As part of the prize the school have also won ten signed copies of the brand new mission in the Alex Rider series, Nightshade, and a class set of Alex Rider secret message pens, bookmarks and stickers.

Commenting, our Head of English, Jane Stuckes, said: "Using the story starter, ‘When the doorbell rings at three in the morning, it’s never good news’, as a rip roaring opening, Jago’s stylish action-adventure had me literally holding my breath until the witty punchline ending: ‘Then he bolted from the room.’ Move over Anthony Horowitz, here comes Jago B! Congratulations Jago: an outstanding story!"


The winning entry is included below for your enjoyment:

When the doorbell rings at three in the morning, it’s never good news.

Alex Rider was instantly suspicious. He stepped down the stairs cautiously, bare feet padding noiselessly on each stair. He approached the front door, his fair hair glistening in the moonlight and his sharp brown eyes alert to every movement around him. He was in good shape – tall and athletic.

Alex took a deep breath, and swung open the door. The last thing he saw was a needle being taken out of a pocket. Then darkness engulfed him.

He woke to bright lights. Alex tried to sit up but ropes were tied across his chest preventing him. He was in some sort of basement, alone.

“Hello,” he called out hesitantly. There was no reply. After a moment, a voice echoed across the room.

“Well, well, well. Our patient is finally awake.” The man was bald, and looked like he had run straight into a thorn bush. He had cuts everywhere and a tattoo on his neck. Alex didn’t like the way he said patient, as if they were going to operate on him.

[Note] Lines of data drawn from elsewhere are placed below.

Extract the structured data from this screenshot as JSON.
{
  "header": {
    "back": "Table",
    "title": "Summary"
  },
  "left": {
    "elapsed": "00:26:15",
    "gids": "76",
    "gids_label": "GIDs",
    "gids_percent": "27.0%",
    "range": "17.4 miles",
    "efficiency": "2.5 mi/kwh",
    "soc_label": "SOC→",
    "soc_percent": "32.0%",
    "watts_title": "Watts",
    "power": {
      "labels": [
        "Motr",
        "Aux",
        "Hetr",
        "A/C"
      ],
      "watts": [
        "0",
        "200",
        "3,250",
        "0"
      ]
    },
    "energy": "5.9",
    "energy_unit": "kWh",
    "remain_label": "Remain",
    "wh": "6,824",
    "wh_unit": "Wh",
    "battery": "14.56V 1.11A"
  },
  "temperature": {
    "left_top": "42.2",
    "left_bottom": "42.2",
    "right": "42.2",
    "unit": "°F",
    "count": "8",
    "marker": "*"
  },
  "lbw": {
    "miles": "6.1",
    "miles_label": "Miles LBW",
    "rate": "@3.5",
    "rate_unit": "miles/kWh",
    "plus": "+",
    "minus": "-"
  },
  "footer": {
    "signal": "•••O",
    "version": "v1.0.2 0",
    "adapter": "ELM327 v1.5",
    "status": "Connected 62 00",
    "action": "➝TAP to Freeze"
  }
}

The man snapped his fingers and three guards rushed into the room. In one swift movement, they cut the ropes tied across Alex’s chest and grabbed him, walking him off to the exit. One of the guards looked down at his watch. Big mistake. Alex hoisted himself up onto the guards’ shoulders before they could react. Then he swung with all his might at the guard looking at his watch.

The guard had just enough time to look up and see Alex’s boot slam into his face. Alex tumbled to the ground and hauled himself onto his feet, running as fast as possible for the doorway with the guards in hot pursuit.

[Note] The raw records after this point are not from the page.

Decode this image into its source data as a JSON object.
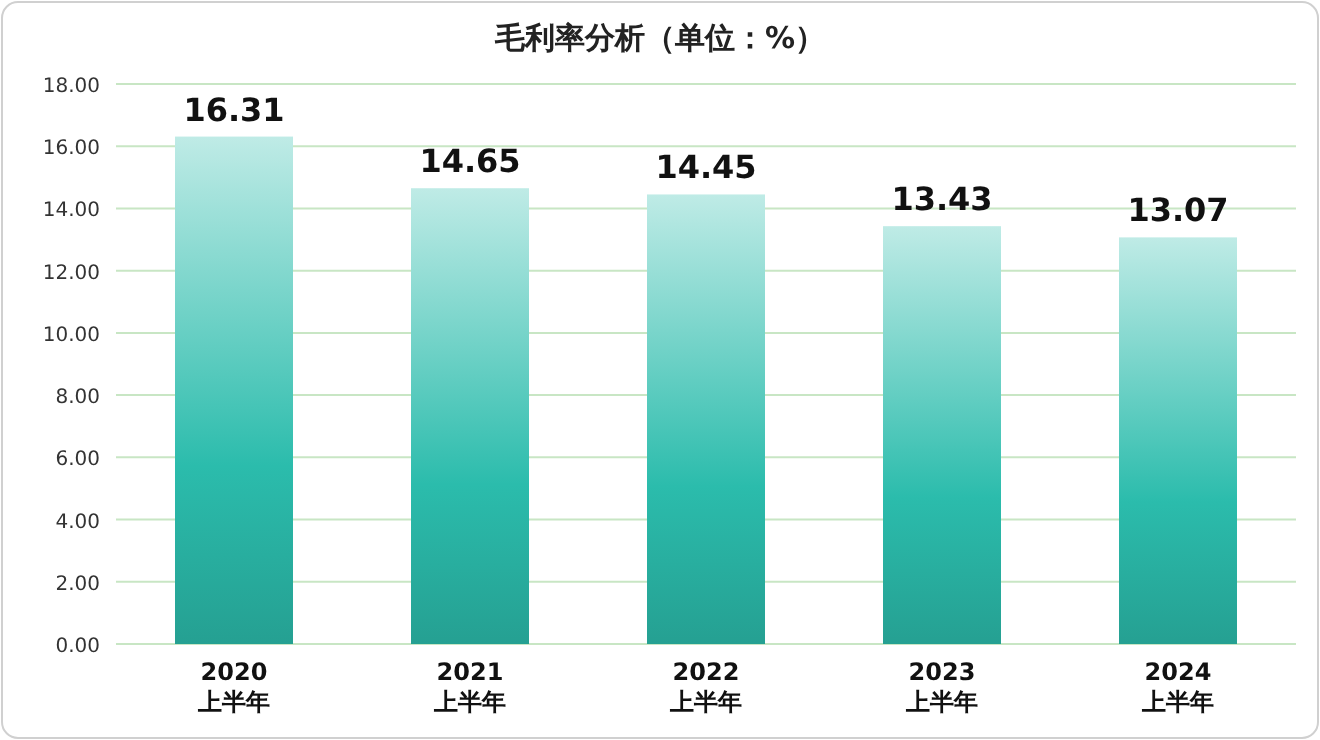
{
  "chart_data": {
    "type": "bar",
    "title": "毛利率分析（单位：%）",
    "categories": [
      "2020\n上半年",
      "2021\n上半年",
      "2022\n上半年",
      "2023\n上半年",
      "2024\n上半年"
    ],
    "values": [
      16.31,
      14.65,
      14.45,
      13.43,
      13.07
    ],
    "color": "#2bbcac",
    "ylim": [
      0,
      18
    ],
    "yticks": [
      {
        "value": 0,
        "label": "0.00"
      },
      {
        "value": 2,
        "label": "2.00"
      },
      {
        "value": 4,
        "label": "4.00"
      },
      {
        "value": 6,
        "label": "6.00"
      },
      {
        "value": 8,
        "label": "8.00"
      },
      {
        "value": 10,
        "label": "10.00"
      },
      {
        "value": 12,
        "label": "12.00"
      },
      {
        "value": 14,
        "label": "14.00"
      },
      {
        "value": 16,
        "label": "16.00"
      },
      {
        "value": 18,
        "label": "18.00"
      }
    ],
    "grid": "y",
    "data_labels": true
  }
}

Alex hurtled down a corridor, knowing his only disadvantage was that the guards knew the layout. He didn’t.

He sprinted into a lab and looked around. Dead end. He was trapped.

A moment later the man with the scars entered.

“What do you want?” Alex demanded.

“You.” He said simply. “You are our experiment. I will inject you with my serum. It removes your memory. If it works, I can start the world from scratch. No one will remember anything. And I will run it.”

He was a pretty good actor if he was lying.

The man waited a moment and then took a syringe out of his pocket and lunged at Alex. Alex dodged the syringe and rolled behind a workbench. The bald man stopped and calmed himself. He ran a tap and filled himself a glass of water.

“You’ll have to come out eventually, Alex,” he said, smiling cruelly. Alex looked round and saw a tube of white powder. He grabbed a fistful and chucked it at the man.

Alex covered his face. BOOM! Shards of glass flew everywhere.

Alex looked round. The man was lying face down. “Sodium and water,” he muttered. Then he bolted from the room.